Dialects in the Classroom
Overview
While speaking is natural and something all children learn to do without explicit instruction, reading and writing are not. Speech (and, almost certainly, signing) is ancient. We don't know exactly how long human beings have had the capacity for such a highly complex communication system, but we can be sure it goes back tens of thousands of years at the very least, given the archaeological evidence we have for abstract thought (ranging from pictographs to elaborate cave paintings to the burial of the dead). In all likelihood, given that it appears to be hard-wired into our brains that we will learn to speak (though the specific language is not hardwired and depends on exposure), the earliest anatomically modern humans, emerging about 200,000 years ago, already had this ability.

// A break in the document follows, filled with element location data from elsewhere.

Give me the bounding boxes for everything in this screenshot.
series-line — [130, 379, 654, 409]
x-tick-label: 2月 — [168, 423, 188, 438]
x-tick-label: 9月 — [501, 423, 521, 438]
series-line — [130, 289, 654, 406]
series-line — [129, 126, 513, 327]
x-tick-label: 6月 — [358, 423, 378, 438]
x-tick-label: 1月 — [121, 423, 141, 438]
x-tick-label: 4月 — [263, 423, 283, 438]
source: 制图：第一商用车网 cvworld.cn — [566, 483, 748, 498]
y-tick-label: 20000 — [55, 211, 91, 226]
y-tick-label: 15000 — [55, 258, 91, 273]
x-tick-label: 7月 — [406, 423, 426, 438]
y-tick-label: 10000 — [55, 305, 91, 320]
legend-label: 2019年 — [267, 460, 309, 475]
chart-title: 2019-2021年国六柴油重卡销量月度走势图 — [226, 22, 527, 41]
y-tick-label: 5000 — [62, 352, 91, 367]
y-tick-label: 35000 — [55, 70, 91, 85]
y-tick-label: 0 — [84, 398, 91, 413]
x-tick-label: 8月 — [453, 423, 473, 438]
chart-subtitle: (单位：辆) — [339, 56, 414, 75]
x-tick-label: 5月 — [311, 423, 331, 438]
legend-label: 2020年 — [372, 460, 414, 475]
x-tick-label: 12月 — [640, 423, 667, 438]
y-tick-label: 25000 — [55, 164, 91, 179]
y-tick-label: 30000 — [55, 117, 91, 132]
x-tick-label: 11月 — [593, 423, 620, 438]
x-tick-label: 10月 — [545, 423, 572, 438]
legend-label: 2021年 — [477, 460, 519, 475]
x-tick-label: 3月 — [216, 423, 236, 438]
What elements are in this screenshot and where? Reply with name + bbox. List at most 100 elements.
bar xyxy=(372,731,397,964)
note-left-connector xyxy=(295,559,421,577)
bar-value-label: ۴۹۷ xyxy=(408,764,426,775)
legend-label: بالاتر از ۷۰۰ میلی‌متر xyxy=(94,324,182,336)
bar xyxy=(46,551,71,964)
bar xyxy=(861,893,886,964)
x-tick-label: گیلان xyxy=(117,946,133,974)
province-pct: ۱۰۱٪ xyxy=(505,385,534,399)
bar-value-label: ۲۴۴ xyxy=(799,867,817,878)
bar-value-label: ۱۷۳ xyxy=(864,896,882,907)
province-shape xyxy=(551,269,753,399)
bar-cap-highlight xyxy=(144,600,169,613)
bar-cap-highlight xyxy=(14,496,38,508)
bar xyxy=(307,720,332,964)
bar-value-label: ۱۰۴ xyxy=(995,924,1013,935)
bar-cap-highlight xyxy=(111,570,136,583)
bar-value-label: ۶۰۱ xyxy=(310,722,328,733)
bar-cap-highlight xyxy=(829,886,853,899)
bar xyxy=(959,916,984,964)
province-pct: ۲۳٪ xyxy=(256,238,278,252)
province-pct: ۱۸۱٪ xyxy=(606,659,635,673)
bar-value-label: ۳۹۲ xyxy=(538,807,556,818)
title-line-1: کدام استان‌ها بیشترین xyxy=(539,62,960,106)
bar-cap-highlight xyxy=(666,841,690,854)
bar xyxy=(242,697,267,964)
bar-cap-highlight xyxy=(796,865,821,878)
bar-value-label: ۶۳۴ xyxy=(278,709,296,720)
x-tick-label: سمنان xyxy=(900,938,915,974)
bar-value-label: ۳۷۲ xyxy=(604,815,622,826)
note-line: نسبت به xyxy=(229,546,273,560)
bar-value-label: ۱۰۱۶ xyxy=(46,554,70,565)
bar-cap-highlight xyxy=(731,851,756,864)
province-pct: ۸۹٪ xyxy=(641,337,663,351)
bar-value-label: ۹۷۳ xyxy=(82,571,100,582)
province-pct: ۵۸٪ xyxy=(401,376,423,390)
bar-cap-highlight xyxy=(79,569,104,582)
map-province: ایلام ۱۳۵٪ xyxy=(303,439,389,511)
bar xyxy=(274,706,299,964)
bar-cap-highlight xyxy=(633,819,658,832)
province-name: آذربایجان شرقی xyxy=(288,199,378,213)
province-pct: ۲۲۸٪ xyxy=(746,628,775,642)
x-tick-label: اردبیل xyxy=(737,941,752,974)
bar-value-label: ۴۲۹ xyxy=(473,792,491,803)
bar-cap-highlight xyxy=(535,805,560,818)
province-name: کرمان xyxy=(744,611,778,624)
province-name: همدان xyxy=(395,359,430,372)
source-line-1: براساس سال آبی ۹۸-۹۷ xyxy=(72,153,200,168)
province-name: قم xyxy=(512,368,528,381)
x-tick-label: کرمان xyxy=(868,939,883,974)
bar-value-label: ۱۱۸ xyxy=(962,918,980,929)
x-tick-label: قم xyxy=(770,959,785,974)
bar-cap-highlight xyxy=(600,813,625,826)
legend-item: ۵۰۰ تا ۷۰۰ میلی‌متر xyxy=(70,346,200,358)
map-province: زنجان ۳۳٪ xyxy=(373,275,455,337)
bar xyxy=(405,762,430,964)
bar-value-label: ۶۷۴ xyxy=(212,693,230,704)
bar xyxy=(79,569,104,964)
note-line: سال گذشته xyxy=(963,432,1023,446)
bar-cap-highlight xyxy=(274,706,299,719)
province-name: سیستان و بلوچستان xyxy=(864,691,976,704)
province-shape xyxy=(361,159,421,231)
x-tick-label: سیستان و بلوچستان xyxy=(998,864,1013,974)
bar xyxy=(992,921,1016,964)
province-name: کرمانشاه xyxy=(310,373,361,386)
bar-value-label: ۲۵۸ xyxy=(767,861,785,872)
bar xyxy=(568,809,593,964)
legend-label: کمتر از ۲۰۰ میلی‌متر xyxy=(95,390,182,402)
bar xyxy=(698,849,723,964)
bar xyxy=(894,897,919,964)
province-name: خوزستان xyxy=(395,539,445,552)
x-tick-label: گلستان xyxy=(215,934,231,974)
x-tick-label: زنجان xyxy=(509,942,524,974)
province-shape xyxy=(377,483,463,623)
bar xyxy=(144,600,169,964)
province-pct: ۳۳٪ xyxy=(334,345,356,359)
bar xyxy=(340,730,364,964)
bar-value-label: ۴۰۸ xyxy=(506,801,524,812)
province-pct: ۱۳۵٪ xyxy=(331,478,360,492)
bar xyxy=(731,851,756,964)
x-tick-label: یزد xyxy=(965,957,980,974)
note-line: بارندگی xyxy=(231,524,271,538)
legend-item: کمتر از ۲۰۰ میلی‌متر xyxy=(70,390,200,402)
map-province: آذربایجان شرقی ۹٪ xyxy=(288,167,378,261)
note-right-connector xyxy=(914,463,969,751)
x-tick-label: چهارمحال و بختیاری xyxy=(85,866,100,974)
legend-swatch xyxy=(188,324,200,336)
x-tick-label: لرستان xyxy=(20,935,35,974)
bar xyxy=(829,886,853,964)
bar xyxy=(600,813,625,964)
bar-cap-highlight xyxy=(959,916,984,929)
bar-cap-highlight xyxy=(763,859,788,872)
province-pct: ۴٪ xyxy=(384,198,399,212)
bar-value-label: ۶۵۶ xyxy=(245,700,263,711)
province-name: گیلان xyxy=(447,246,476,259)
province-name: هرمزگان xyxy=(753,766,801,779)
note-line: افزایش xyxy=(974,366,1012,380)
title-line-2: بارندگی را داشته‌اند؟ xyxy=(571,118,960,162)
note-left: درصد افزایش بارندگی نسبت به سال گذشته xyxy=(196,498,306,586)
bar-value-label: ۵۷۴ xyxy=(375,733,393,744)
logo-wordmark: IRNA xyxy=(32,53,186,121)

In contrast, writing is an invention whose timing can be pinpointed with a fair degree of accuracy. It has only been independently invented three or four times, to the best of our knowledge. Though we have examples of precursors to writing from all over the world (writing-like activities like pictograms or possible logographic symbols on, for example, the Narmer Palette in Egypt or the Indus Valley script from India), with the oldest dating back about 10,000 years, writing proper emerges first around 3500 BCE in the Fertile Crescent. At roughly the same time, Egyptian hieroglyphs and Sumerian Cuneiform were invented. Whether these two writing systems represent independent innovation or whether one civilization invented writing and the other borrowed the idea is a matter of ongoing debate, but in any case, the earliest clear examples of writing that we have date to only 5,500 years ago. Writing was also independently invented around 1600 BCE in China and around 600 BCE in Mesoamerica. Whenever writing has appeared, it has rapidly spread from its inventors to their neighbors and then beyond, with other groups either borrowing a system wholesale (though often adjusting it) or borrowing the idea but creating their own symbols.